Isembart Clémentine, Zimmermann Boris, Matić Josipa, Bolaño Losada Cristian, Afseth Nils K, Kohler Achim, Horn Svein J, Eijsink Vincent, Chylenski Piotr, Shapaval Volha
Faculty of Science and Technology, Norwegian University of Life Sciences, Drøbakveien 31, Ås, 1432, Norway.
Nofima AS, Ås, 1432, Norway.
Microb Cell Fact. 2025 May 21;24(1):118. doi: 10.1186/s12934-025-02743-8.
Feathers are a major by-product of the poultry industry, which poses an environmental challenge due to the recalcitrant structure of keratin, making them resistant to degradation. Traditional methods of feather handling, like conversion to feather meal, are energy-intensive and have limited efficiency. Biotechnological approaches, particularly microbial hydrolysis, offer a novel and more sustainable alternative for keratin degradation. This study evaluated feather hydrolysis by two bacterial strains, newly characterized cold-adapted Arthrobacter oryzae (BIM B-1663) and Bacillus licheniformis (CCM 2145), known as a keratin degrader, under various feather pre-treatment conditions, including washing, autoclaving, drying, and grinding.

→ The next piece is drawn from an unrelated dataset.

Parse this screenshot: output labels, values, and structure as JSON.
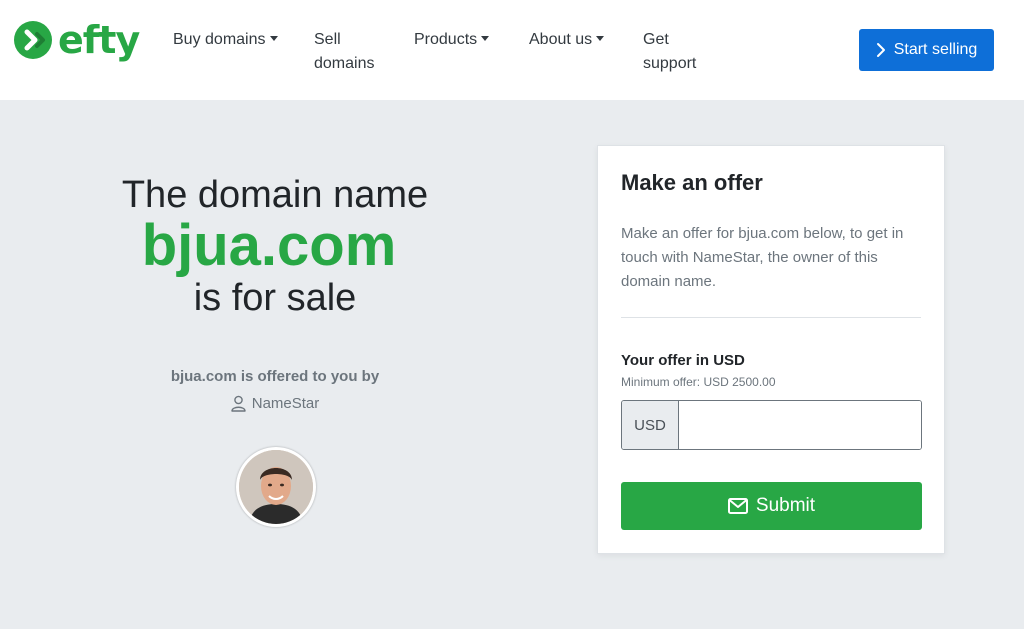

Both bacterial strains were able to degrade pretreated feathers with a degradation efficiency of 75 to 90%, resulting in high ratios of nitrogen to carbon in the hydrolysates. B. licheniformis confirmed its enzymatic capabilities with high levels of general and specific protease activity and furthermore presented enriched amounts of amino acids of industrial interest. A. oryzae showed a much higher keratinase/protease activity ratio, demonstrating high specificity and efficiency of its enzymes. Autoclaving emerged as the most important determinant of microbial degradation efficiency and influenced the composition (peptide pattern, amino acid content, and chemical composition assessed through FTIR) of the resulting hydrolysates. Feather drying, although not improving microbial degradation efficiencies, had a considerable impact on hydrolysate composition.

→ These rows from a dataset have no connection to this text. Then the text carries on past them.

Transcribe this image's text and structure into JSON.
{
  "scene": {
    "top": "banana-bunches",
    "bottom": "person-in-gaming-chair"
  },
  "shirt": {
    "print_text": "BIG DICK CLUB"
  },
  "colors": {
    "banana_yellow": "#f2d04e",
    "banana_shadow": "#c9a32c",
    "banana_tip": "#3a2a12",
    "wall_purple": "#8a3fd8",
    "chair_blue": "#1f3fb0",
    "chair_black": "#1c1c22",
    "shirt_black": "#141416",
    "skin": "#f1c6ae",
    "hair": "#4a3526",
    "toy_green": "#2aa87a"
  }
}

The results show that both tested bacterial strains can efficiently degrade autoclaved feathers but use distinct enzymatic strategies to do so. Enriched profiles in amino acids and high nitrogen content in the hydrolysates also advocate for the benefits of microbial feather hydrolysis over an enzymatic one. To the authors' knowledge this study is the first to report a comprehensive evaluation of the impact of various feather pre-treatment methods on the efficiency of subsequent microbial feather hydrolysis and is the first one to report enrichment in phenylalanine, lysine, and tyrosine secreted by B. licheniformis.
羽毛是家禽业的主要副产品,由于角蛋白结构顽固,难以降解,给环境带来了挑战。传统的羽毛处理方法,如转化为羽毛粉,能源消耗大且效率有限。生物技术方法,特别是微生物水解,为角蛋白降解提供了一种新颖且更具可持续性的替代方案。本研究评估了两种细菌菌株对角蛋白的水解作用,这两种菌株分别是新鉴定的适冷米节杆菌(BIM B - 1663)和地衣芽孢杆菌(CCM 2145,一种已知的角蛋白降解菌),评估在包括洗涤、高压灭菌、干燥和研磨在内的各种羽毛预处理条件下它们的水解效果。
两种细菌菌株都能够降解预处理过的羽毛,降解效率为75%至90%,水解产物中氮碳比很高。地衣芽孢杆菌通过高水平的一般和特定蛋白酶活性证实了其酶促能力,此外还呈现出大量具有工业价值的氨基酸。米节杆菌显示出更高的角蛋白酶/蛋白酶活性比,证明其酶具有高特异性和效率。高压灭菌是微生物降解效率的最重要决定因素,并影响了所得水解产物的组成(通过傅里叶变换红外光谱评估的肽谱、氨基酸含量和化学成分)。羽毛干燥虽然没有提高微生物降解效率,但对水解产物组成有相当大的影响。
结果表明,两种受试细菌菌株都能有效降解经高压灭菌的羽毛,但采用了不同的酶促策略。水解产物中丰富的氨基酸谱和高氮含量也表明微生物羽毛水解比酶解更具优势。据作者所知,本研究首次全面评估了各种羽毛预处理方法对后续微生物羽毛水解效率的影响,也是首次报道地衣芽孢杆菌分泌的苯丙氨酸、赖氨酸和酪氨酸的富集情况。